Myra began to cry, and Silas spoke slowly and hoarsely, so that he would not burst into tears himself and that way make it worse for Myra and everyone else concerned.

“Can we see him?”

“Yes—yes, of course. Why not? But there isn't much to see, you know—his face is pretty well bandaged up.” Burnside smiled, uncertain as to whether it was a witticism or not. “Bandages can be pretty frightening, remember, but they don't mean scars. He'll have scars—you couldn't expect anything else with all those cuts—but they'll be thin ones mostly, and in time they'll fade away. Young flesh has a tremendous vitality for healing, verve, you might say—you and me, we'd be bad, worse. But he won't be disfigured. I got all the glass out, I think—yes, I think I could say so, all the glass, nasty stuff—dreadful thing, glass—” He was rambling in his own agony, unable to say what they were equally unable to ask. They couldn't ask, and it was Spencer who said.
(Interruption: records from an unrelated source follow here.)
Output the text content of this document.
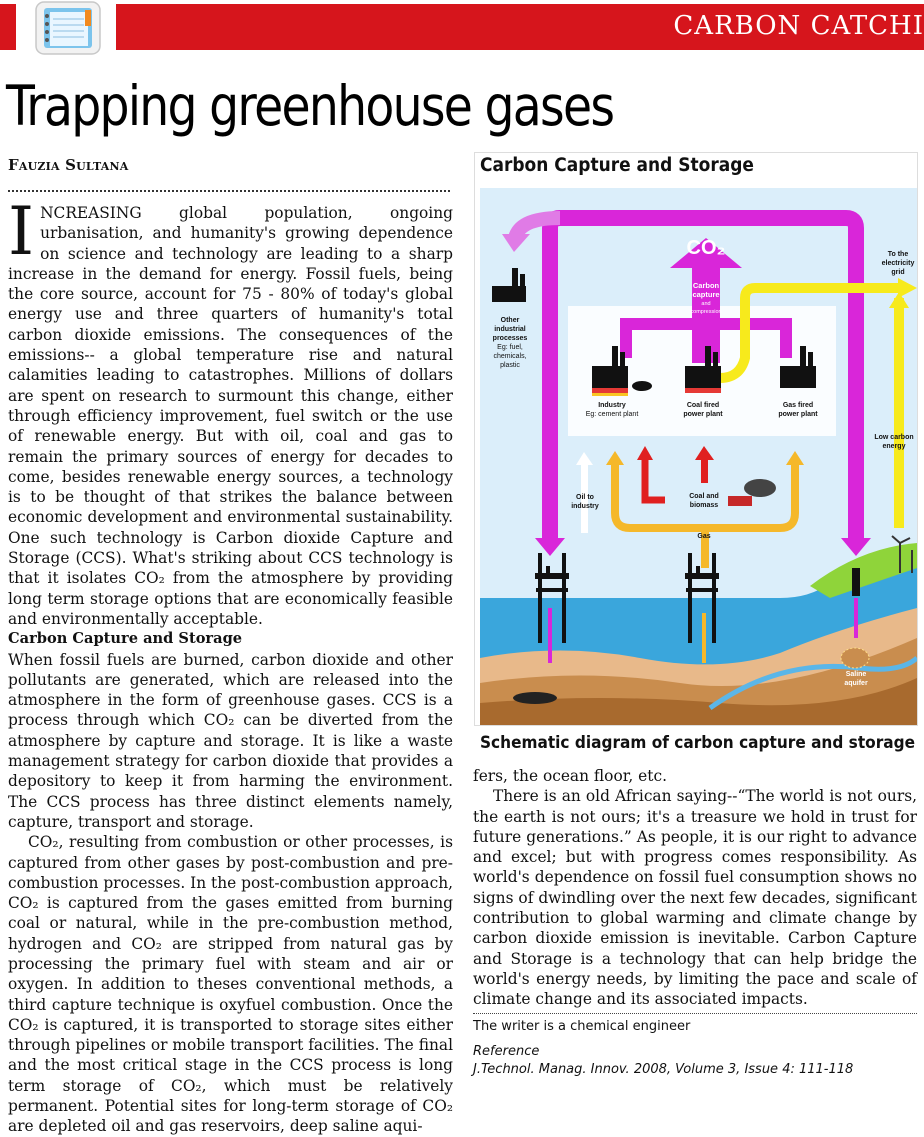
CARBON CATCHI
Trapping greenhouse gases
Fauzia Sultana

INCREASING global population, ongoing urbanisation, and humanity's growing dependence on science and technology are leading to a sharp increase in the demand for energy. Fossil fuels, being the core source, account for 75 - 80% of today's global energy use and three quarters of humanity's total carbon dioxide emissions. The consequences of the emissions-- a global temperature rise and natural calamities leading to catastrophes. Millions of dollars are spent on research to surmount this change, either through efficiency improvement, fuel switch or the use of renewable energy. But with oil, coal and gas to remain the primary sources of energy for decades to come, besides renewable energy sources, a technology is to be thought of that strikes the balance between economic development and environmental sustainability. One such technology is Carbon dioxide Capture and Storage (CCS). What's striking about CCS technology is that it isolates CO₂ from the atmosphere by providing long term storage options that are economically feasible and environmentally acceptable.

Carbon Capture and Storage

When fossil fuels are burned, carbon dioxide and other pollutants are generated, which are released into the atmosphere in the form of greenhouse gases. CCS is a process through which CO₂ can be diverted from the atmosphere by capture and storage. It is like a waste management strategy for carbon dioxide that provides a depository to keep it from harming the environment. The CCS process has three distinct elements namely, capture, transport and storage.

CO₂, resulting from combustion or other processes, is captured from other gases by post-combustion and pre-combustion processes. In the post-combustion approach, CO₂ is captured from the gases emitted from burning coal or natural, while in the pre-combustion method, hydrogen and CO₂ are stripped from natural gas by processing the primary fuel with steam and air or oxygen. In addition to theses conventional methods, a third capture technique is oxyfuel combustion. Once the CO₂ is captured, it is transported to storage sites either through pipelines or mobile transport facilities. The final and the most critical stage in the CCS process is long term storage of CO₂, which must be relatively permanent. Potential sites for long-term storage of CO₂ are depleted oil and gas reservoirs, deep saline aqui-

Carbon Capture and Storage
CO₂
Carbon
capture
and
compression
To the
electricity
grid
Other
industrial
processes
Eg: fuel,
chemicals,
plastic
Industry
Eg: cement plant
Coal fired
power plant
Gas fired
power plant
Low carbon
energy
Oil to
industry
Coal and
biomass
Gas
Saline
aquifer
Schematic diagram of carbon capture and storage

fers, the ocean floor, etc.

There is an old African saying--“The world is not ours, the earth is not ours; it's a treasure we hold in trust for future generations.” As people, it is our right to advance and excel; but with progress comes responsibility. As world's dependence on fossil fuel consumption shows no signs of dwindling over the next few decades, significant contribution to global warming and climate change by carbon dioxide emission is inevitable. Carbon Capture and Storage is a technology that can help bridge the world's energy needs, by limiting the pace and scale of climate change and its associated impacts.

The writer is a chemical engineer
Reference
J.Technol. Manag. Innov. 2008, Volume 3, Issue 4: 111-118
“What about his eyes, Dr. Burnside?”

“His eyes were hurt,” the doctor answered miserably.

“Badly?”

“The trouble is, I don't know. I did all I could do and I saw what I could see. I don't want to hold anything back from you, but I also don't want to give you any fears that aren't based on facts, I told you that his eyes were hurt—that's so. The cornea is damaged, but I don't know how badly. This is something for a very skilled ophthalmologist to decide, a surgeon, and that's not the kind of surgery I can do or would dare to do. I thought of calling Cohen in, but he's an oculist, and he wouldn't be able to say much more than I could. He's the only one in Clemington. I think we have to get someone to look at him quickly—maybe Sapperman, from Indianapolis.”

“But,” Silas said, measuring each word, “will he be blind?”

“That's just it. I don't know. I wish I could say that his eyesight won't be affected, but I can't say that. All I can say is that he will recover from the effect of the cuts and the concussion and the shock.”

“But you must have some opinion?” Silas pleaded.

“What good is an opinion if it isn't based on knowledge? Just a few hours, and someone will be here who can tell you. Please don't press me, Silas.”

“We understand, doctor,” Myra whispered.

“Now, why don't you go in and see the child, and then get home and get some rest?”

“Can't I stay with him?”

“You have to rest a little, Mrs. Timberman, or we'll have two sick people. And you have to get some fresh clothes on—” Myra looked down, and realized that she was wearing a flannel nightgown, already caked with dry blood. “Yes, now go look at him, and in a few hours you can come back and stay with him. I've got a nurse with him. He'll be all right. Now come with me.” He led them down the corridor, Myra whispering to Silas, “I don't need sleep, Silas. I'll put on a dress and come back. Please.”